Compared to metabolically unhealthy people without obesity, those classified as MHO were also 28 percent more likely to have heart failure.
“In general, cardiovascular and respiratory outcomes rates were highest in MUO, followed by MUN and MHO, with the exception of heart failure and fatal heart failure and respiratory disease,” the researchers found.
“For these results, people with MHO had higher rates than those with MUN.”
“People with metabolically healthy obesity were at significantly higher risk of diabetes, heart attack and stroke, heart failure, respiratory disease, and all-cause mortality compared to [MHN people] . ‘
“It is particularly noteworthy that people with metabolically healthy obesity were at a higher risk of heart failure and respiratory diseases than those who were metabolically unhealthy without obesity.”
In addition, the team found that – in a subset of participants they followed up with – a third of the original MHO individuals became metabolically unhealthy within 3-5 years.
The full results of the study were published in Diabetologia, the journal of the European Association for the Study of Diabetes.
Obesity: Adults with a BMI over 30 are considered obese
An adult with a BMI of 30 or more is considered obese.
The BMI of a healthy person – calculated by dividing the weight in kg by the height in meters and the answer again by the height – is between 18.5 and 24.9.
In children, obesity is defined in the 95th percentile.
Percentiles compare adolescents with their peers.
For example, if a three month old baby is in the 40th percentile, it means that 40 percent of three month old babies weigh the same or less than that baby.
About 58 percent of women and 68 percent of men in the UK are overweight or obese.
The state costs the NHS around £ 6.1 billion each year from its budget of around £ 124.7 billion.
This is due to obesity, which increases a person’s risk for a range of life-threatening conditions.
These conditions include type 2 diabetes, which can cause kidney disease, blindness, and even limb amputation.

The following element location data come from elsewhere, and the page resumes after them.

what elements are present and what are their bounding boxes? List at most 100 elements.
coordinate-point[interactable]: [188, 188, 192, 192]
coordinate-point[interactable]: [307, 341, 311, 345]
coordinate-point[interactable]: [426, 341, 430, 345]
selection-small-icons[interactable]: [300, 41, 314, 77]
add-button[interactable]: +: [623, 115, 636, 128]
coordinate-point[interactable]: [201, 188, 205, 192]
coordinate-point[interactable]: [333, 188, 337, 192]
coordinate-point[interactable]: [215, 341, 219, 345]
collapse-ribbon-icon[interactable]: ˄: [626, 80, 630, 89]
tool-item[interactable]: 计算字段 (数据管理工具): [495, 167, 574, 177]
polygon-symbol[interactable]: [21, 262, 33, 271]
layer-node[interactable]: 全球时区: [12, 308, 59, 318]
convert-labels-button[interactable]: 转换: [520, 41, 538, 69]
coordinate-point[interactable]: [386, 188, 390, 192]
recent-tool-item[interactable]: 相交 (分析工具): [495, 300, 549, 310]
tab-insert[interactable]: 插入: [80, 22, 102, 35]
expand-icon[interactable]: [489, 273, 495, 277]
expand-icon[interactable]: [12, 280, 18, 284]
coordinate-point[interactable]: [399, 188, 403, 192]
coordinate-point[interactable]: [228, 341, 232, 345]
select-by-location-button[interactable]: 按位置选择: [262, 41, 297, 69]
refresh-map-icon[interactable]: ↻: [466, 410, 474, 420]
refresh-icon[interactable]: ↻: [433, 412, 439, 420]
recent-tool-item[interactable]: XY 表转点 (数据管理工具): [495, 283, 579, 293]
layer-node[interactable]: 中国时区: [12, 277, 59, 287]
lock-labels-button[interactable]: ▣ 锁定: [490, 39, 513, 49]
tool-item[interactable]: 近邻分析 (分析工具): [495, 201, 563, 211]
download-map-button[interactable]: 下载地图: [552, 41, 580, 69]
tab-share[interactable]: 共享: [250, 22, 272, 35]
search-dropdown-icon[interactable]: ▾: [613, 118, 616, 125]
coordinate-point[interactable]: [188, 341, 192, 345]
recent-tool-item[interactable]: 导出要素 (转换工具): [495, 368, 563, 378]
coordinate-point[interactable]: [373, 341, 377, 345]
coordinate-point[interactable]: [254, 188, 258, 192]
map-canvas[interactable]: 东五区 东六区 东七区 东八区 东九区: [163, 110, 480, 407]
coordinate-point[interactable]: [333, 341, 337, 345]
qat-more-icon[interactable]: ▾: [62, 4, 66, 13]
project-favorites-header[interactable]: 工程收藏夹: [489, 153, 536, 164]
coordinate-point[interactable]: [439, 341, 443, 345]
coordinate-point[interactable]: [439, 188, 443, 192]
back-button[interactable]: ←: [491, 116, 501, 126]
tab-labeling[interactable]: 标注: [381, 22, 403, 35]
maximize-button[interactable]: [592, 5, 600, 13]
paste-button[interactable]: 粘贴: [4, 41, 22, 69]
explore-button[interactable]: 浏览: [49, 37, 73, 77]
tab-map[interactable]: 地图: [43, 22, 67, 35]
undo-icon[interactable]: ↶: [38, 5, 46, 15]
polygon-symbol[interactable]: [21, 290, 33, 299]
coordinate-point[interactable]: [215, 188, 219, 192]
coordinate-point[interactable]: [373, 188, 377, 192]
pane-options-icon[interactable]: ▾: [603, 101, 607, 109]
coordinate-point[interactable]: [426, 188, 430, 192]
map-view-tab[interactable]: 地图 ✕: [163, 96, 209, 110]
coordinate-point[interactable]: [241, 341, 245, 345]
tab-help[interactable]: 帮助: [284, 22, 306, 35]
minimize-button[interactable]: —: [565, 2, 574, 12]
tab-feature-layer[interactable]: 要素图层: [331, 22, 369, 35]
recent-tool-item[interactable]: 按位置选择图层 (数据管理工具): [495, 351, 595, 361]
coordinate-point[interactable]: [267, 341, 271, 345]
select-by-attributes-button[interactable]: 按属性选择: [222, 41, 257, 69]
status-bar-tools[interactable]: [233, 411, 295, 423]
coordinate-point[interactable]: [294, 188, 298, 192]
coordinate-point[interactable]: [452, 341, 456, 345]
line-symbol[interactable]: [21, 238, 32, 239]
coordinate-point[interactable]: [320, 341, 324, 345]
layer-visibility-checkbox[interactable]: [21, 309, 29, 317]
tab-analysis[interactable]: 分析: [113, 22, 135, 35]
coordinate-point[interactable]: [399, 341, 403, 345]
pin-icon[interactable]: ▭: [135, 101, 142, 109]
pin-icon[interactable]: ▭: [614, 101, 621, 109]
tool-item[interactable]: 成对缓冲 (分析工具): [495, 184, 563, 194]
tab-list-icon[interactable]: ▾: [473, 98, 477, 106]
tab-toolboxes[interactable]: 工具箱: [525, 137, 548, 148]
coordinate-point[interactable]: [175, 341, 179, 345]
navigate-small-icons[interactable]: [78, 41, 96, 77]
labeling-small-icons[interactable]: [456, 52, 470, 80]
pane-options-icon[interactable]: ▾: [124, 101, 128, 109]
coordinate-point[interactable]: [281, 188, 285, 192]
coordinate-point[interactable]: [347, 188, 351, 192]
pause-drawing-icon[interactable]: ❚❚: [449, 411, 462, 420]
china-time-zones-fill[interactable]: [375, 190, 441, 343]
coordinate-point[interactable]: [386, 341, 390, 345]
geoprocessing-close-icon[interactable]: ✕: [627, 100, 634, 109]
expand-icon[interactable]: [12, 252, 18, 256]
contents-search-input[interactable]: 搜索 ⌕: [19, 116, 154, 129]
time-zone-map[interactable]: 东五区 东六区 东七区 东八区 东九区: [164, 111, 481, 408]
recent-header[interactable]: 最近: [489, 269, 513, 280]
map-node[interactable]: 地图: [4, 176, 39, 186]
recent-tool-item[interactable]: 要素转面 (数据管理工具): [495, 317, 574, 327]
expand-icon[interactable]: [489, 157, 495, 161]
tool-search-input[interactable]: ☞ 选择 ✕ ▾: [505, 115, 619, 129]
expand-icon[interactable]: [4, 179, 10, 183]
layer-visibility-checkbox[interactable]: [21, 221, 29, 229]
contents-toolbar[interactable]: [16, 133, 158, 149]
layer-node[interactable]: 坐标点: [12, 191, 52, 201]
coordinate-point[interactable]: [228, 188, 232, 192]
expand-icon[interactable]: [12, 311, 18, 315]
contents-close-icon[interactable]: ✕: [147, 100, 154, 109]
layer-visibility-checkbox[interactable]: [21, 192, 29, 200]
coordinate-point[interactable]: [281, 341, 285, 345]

Research has shown that at least one in six hospital beds in the UK is occupied by a diabetic patient.
Obesity also increases the risk of heart disease, which kills 315,000 people in the UK each year – making it the number one killer.
Carrying dangerous amounts of weight has also been linked to 12 different types of cancer.
This includes the breast, which affects one in eight women at some point in their life.
Research has shown that in children, 70 percent of obese teenagers have high blood pressure or high cholesterol, which puts them at risk for heart disease.
Overweight children are also significantly more likely to become overweight adults.
And when children are overweight, their adult obesity is often more severe.
Up to one in five children in the UK start school with overweight or obesity, which increases to one in three by the age of 10.